Over the weekend, State Department spokesman John Kirby urged both Turkey and the Syrian Kurds to focus on the “common threat” of the Islamic State instead of attacking each other. While urging the Syrian Kurds not to “take advantage of a confused situation,” Kirby imploredTurkey to “cease” firing across the border.

“There is a tremendous disappointment on the part of the Turkish authorities, as well as Turkish public opinion,” Kilic said. “Statements by the U.S. authorities have been misleading the PYD and other elements, who think they have a strong ally in the United States and can do what they want in terms of achieving their objectives.”

In Istanbul, an unnamed Turkish official who briefed reporters Tuesday said that Turkey “wants a ground operation” in Syria, without which, the official said, “it is impossible to stop this war.”

It was unclear whether the official was referring to the insertion of outside ground forces into the civil war, or the fight against the Islamic State. The two conflicts, long separate, have begun to converge in the area between Aleppo and the border.

Last week, Turkey and Saudi Arabia said they were willing to send ground forces to participate in anti-Islamic State operations, but only as part of a larger plan by the U.S.-led coalition against the militants.

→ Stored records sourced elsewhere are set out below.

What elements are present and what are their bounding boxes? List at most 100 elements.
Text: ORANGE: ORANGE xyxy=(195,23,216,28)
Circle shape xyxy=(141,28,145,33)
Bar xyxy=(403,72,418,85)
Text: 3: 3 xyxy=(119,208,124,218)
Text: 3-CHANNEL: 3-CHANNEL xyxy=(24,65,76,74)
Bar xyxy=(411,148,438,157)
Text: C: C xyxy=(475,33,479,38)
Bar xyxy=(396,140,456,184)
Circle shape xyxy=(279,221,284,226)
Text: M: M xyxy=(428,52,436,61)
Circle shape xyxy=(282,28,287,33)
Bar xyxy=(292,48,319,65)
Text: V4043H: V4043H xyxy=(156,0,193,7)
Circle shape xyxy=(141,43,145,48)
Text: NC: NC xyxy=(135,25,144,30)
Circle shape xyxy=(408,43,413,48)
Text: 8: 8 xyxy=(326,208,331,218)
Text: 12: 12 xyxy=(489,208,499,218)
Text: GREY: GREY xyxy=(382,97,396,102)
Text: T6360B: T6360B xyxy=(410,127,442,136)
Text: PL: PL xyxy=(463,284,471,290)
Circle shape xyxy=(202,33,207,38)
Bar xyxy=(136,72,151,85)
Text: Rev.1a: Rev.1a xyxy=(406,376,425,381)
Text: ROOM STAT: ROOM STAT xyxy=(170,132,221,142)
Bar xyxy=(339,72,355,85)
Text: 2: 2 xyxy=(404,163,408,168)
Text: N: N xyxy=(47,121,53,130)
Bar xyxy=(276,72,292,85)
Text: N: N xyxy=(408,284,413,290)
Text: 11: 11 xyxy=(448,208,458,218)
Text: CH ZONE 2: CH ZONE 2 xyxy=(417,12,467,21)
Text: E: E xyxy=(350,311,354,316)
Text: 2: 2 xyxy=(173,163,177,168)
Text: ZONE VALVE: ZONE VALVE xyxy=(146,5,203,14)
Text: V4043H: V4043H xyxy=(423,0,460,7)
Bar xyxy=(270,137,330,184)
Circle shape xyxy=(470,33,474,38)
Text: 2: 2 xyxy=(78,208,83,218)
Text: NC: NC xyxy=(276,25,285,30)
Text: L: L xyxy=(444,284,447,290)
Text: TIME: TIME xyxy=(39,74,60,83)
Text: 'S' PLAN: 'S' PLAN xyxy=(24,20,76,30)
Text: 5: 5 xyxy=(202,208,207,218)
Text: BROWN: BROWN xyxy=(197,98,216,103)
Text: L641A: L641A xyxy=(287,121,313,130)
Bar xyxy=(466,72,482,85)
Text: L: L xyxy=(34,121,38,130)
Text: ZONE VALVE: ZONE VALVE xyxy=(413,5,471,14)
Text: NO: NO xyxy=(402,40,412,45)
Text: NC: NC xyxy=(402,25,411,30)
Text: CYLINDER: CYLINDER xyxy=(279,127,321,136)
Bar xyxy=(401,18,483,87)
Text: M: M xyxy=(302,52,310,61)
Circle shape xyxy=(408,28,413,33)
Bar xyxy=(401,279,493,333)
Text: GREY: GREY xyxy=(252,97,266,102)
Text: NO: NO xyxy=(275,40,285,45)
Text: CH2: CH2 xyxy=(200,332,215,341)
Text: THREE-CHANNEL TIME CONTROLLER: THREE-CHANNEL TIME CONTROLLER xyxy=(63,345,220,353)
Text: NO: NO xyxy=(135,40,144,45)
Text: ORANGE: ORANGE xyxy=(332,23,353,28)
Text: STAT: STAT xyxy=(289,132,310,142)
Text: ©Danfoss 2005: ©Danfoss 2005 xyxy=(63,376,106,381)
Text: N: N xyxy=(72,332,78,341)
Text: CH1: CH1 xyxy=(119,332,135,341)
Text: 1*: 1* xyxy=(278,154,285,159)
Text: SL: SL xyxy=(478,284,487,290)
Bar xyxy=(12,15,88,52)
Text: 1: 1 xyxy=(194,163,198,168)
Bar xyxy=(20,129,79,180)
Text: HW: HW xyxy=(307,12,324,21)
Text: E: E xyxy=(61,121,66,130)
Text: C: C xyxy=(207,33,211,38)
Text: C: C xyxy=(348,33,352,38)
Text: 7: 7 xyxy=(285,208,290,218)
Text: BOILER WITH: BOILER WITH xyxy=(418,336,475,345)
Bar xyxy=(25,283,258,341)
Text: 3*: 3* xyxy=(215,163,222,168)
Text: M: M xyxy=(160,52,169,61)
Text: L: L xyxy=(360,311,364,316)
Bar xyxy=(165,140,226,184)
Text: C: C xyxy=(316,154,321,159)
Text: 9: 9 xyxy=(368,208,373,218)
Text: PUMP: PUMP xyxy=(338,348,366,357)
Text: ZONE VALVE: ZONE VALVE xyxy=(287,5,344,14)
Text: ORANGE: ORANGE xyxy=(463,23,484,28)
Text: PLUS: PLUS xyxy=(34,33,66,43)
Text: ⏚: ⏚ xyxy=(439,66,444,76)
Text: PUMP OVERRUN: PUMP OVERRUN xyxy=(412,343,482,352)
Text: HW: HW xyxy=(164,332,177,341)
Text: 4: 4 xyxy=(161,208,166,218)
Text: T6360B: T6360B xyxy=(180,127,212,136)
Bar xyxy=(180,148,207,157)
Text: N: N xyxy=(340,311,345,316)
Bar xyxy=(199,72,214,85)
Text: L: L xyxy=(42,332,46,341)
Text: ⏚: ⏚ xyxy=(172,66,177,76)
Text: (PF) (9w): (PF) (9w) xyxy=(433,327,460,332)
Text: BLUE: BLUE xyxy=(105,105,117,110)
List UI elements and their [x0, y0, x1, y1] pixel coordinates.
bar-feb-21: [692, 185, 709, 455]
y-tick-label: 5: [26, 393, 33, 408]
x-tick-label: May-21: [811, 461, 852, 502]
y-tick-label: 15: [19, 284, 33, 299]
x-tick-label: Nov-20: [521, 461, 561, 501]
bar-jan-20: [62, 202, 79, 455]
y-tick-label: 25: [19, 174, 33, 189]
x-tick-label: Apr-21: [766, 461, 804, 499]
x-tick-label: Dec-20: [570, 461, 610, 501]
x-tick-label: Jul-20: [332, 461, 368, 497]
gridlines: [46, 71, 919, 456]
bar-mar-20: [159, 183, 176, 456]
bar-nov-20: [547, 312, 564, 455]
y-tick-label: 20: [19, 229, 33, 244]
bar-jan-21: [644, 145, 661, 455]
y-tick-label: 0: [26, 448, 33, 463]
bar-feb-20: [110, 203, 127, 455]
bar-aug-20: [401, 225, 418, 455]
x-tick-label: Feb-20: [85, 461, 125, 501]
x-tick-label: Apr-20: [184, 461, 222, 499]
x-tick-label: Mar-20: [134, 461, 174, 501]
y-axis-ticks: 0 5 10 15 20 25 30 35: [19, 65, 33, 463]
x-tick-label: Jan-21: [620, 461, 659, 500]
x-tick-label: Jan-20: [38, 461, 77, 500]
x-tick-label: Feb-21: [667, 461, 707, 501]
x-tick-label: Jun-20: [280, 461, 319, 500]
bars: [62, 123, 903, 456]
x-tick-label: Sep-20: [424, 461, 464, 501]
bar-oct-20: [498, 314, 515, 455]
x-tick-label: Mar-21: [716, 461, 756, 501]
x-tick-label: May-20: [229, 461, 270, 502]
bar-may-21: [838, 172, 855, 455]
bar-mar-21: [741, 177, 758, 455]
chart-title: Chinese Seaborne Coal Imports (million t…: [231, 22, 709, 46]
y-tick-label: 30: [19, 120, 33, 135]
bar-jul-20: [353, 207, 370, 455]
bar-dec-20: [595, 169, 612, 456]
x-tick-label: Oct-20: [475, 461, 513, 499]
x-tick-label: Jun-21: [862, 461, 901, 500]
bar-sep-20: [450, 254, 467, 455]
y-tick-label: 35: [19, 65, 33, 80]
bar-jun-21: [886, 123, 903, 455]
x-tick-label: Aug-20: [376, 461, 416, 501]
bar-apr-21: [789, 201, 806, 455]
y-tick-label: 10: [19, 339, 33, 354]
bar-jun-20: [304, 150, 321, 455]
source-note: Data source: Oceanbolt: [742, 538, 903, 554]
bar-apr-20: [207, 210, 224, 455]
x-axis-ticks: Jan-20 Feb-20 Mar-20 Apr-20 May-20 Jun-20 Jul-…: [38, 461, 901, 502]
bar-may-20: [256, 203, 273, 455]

A unilateral action by the two Sunni Muslim countries would likely exacerbate the increasingly sectarian nature of the civil war.

A small contingent of about 50 U.S. Special Operations forces is already operating inside Syria — coordinating with the Syrian Kurds and Sunni opposition forces — and the administration has called on other nations to contribute.

But Kilic said Turkey has begun to despair that the United States is willing to show “more leadership, more muscle” in Syria, especially in the face of Russian bombing. The administration, he said, “didn’t respond decisively” when Russia annexed the Crimea from Ukraine, or when government forces used chemical weapons against Syrian civilians. “We are losing,” he said of the situation in Syria.